Congratulations to Dr. Suzanne Gray, who was elected to serve as President-Elect for the Ohio Chapter of the American Fisheries Society at this year’s Annual joint meeting of the Ohio Aquaculture Association and the Ohio Chapter of the American Fisheries Society, held on 26–27 January 2018 at the Quest Conference Center in Columbus, Ohio. The mission of the Ohio Chapter of the American Fisheries Society is "to promote conservation of fisheries and aquatic resources by providing information, professional services, and opportunities for aquatic stewardship to Ohio’s fisheries professionals, educators, students, and conservationists."
Professor Emeritus Joe Donnermeyer received the Lifetime Achievement Award from the Division of Critical Criminology and Social Justice at the annual meeting of the American Society of Criminology (ASC) in Philadelphia on November 16. The Division is the largest in ASC, with over 800 members. The award is presented to a member of the Division for “sustained and distinguished scholarship, teaching and service in the field of Critical Criminology.”
Shoshanah Inwood, assistant professor in the School of Environment and Natural Resources is part of a multi-state team selected to receive funding through the Northeast Regional Center for Rural Development's “Impacts of Successful Extension and Outreach Programs” awards program. The project, “Developing a Coordinated Community Risk Management Approach to Heath and Health Insurance among Farm Enterprises” will help enable farm individuals and partnerships to take the lead in focusing on farming viability through a coordinated community risk management approach to health and health insurance for the farming enterprise. Virginia Brown (PI), University of Maryland Extension and Maria Pippidis (Co-PI), University of Delaware Cooperative Extension are collaborators on the project. Read the full story on funded projects here.
An Ohio State University researcher is part of a new $750,000 project to determine whether conservation incentives provided by the federal Great Lakes Restoration Initiative(GLRI) are meeting one of their goals: to get more farmers to adopt measures that preserve water quality.
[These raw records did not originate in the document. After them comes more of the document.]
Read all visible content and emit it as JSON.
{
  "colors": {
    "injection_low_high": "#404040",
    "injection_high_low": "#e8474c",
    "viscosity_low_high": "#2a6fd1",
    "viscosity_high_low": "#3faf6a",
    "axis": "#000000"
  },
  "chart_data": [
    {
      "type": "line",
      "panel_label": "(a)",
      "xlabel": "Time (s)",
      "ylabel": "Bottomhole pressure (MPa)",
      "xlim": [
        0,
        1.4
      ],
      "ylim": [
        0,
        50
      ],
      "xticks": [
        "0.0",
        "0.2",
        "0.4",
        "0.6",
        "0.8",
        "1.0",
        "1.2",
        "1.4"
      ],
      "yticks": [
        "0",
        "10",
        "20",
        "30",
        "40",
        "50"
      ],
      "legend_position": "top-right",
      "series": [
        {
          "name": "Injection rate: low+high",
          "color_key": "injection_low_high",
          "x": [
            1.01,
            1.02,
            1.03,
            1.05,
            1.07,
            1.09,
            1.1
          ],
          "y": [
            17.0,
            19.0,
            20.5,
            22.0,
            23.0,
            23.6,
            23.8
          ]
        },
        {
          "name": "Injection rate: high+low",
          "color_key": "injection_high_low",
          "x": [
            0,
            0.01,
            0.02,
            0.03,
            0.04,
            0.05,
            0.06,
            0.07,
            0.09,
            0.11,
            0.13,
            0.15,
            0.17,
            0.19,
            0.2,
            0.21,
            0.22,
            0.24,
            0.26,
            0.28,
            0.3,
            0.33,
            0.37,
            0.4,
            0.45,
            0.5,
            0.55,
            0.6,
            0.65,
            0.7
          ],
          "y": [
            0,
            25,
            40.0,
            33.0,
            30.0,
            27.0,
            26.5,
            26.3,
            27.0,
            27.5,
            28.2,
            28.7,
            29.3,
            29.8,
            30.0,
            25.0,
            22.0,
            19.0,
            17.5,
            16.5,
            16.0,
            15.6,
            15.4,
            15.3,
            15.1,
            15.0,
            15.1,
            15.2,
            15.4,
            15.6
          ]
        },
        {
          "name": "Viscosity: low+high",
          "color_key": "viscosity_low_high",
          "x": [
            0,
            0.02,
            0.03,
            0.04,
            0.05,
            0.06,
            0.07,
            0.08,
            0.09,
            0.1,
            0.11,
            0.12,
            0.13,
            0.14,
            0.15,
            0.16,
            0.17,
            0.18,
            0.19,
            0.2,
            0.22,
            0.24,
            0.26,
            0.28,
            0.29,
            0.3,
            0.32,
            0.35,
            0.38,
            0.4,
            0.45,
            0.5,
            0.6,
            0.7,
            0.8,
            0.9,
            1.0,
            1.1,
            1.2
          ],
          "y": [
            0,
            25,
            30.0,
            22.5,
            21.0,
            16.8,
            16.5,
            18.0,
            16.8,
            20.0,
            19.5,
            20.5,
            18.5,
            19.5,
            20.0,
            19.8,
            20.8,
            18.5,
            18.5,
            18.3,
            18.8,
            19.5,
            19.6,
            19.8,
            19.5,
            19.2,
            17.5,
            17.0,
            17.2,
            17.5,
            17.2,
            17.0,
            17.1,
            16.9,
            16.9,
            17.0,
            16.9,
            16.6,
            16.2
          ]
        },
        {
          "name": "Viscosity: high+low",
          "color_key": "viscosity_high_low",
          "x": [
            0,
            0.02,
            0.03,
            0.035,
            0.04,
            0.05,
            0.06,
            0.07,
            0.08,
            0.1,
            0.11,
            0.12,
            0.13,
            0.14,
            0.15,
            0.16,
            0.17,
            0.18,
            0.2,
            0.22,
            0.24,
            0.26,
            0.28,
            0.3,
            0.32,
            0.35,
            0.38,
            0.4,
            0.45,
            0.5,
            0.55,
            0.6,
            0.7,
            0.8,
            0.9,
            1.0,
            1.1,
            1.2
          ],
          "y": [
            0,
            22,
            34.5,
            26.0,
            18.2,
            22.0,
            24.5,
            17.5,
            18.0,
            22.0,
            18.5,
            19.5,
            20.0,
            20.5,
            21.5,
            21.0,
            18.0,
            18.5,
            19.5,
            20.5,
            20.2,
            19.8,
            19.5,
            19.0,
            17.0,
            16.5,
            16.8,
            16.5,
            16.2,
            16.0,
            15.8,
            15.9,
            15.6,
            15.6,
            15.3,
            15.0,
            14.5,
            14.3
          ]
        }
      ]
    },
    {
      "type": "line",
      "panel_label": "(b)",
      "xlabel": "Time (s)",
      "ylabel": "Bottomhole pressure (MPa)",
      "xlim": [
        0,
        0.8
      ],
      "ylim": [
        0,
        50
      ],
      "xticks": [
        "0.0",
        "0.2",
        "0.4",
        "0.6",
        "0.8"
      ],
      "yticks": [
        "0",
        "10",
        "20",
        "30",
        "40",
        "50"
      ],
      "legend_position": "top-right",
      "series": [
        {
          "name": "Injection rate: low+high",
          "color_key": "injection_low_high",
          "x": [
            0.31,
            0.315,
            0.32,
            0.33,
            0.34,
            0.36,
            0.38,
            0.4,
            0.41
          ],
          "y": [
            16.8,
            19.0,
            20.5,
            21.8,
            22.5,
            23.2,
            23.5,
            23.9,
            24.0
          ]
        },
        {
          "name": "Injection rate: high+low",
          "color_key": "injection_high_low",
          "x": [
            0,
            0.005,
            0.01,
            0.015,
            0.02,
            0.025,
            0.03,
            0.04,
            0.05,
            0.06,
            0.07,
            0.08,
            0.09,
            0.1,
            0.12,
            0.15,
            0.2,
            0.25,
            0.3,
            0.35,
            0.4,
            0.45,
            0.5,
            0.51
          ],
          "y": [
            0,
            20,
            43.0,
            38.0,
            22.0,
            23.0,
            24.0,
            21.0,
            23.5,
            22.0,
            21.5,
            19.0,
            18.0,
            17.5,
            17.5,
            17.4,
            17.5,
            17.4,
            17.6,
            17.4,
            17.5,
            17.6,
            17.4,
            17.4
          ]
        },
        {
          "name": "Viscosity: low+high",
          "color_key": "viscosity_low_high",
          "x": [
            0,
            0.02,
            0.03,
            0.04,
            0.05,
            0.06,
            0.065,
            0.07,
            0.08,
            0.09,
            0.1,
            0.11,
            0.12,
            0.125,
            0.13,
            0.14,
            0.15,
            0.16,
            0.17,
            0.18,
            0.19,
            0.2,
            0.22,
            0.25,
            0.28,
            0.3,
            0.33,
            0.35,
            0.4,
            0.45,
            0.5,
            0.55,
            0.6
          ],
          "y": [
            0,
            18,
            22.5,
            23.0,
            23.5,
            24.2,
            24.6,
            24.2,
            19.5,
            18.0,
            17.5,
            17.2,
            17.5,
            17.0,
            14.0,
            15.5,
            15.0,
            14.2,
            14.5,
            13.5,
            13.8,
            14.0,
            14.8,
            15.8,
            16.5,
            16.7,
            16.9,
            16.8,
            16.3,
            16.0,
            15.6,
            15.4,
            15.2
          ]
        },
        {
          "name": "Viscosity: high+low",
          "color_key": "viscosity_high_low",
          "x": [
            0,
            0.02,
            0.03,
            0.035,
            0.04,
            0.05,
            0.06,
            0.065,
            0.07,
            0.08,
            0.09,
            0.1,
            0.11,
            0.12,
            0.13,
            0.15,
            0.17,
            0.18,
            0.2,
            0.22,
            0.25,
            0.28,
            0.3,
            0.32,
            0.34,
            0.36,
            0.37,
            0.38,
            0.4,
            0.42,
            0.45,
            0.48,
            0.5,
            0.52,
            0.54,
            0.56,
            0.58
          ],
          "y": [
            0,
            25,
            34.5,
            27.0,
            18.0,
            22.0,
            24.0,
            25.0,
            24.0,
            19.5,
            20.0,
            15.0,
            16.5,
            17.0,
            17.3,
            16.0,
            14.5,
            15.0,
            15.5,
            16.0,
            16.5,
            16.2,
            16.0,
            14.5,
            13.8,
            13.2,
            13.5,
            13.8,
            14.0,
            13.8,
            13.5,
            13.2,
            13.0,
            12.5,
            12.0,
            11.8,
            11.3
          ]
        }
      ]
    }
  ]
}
Robyn Wilson, associate professor of risk analysis and decision science in Ohio State’s School of Environment and Natural Resources, part of the College of Food, Agricultural, and Environmental Sciences (CFAES), will co-lead the project’s social component along with Stephen Gasteyer of Michigan State University.
The overall leader of the two-year project, called Researching Effectiveness of Agricultural Programs, or REAP, is the binational Great Lakes Commission (GLC) based in Ann Arbor, Michigan.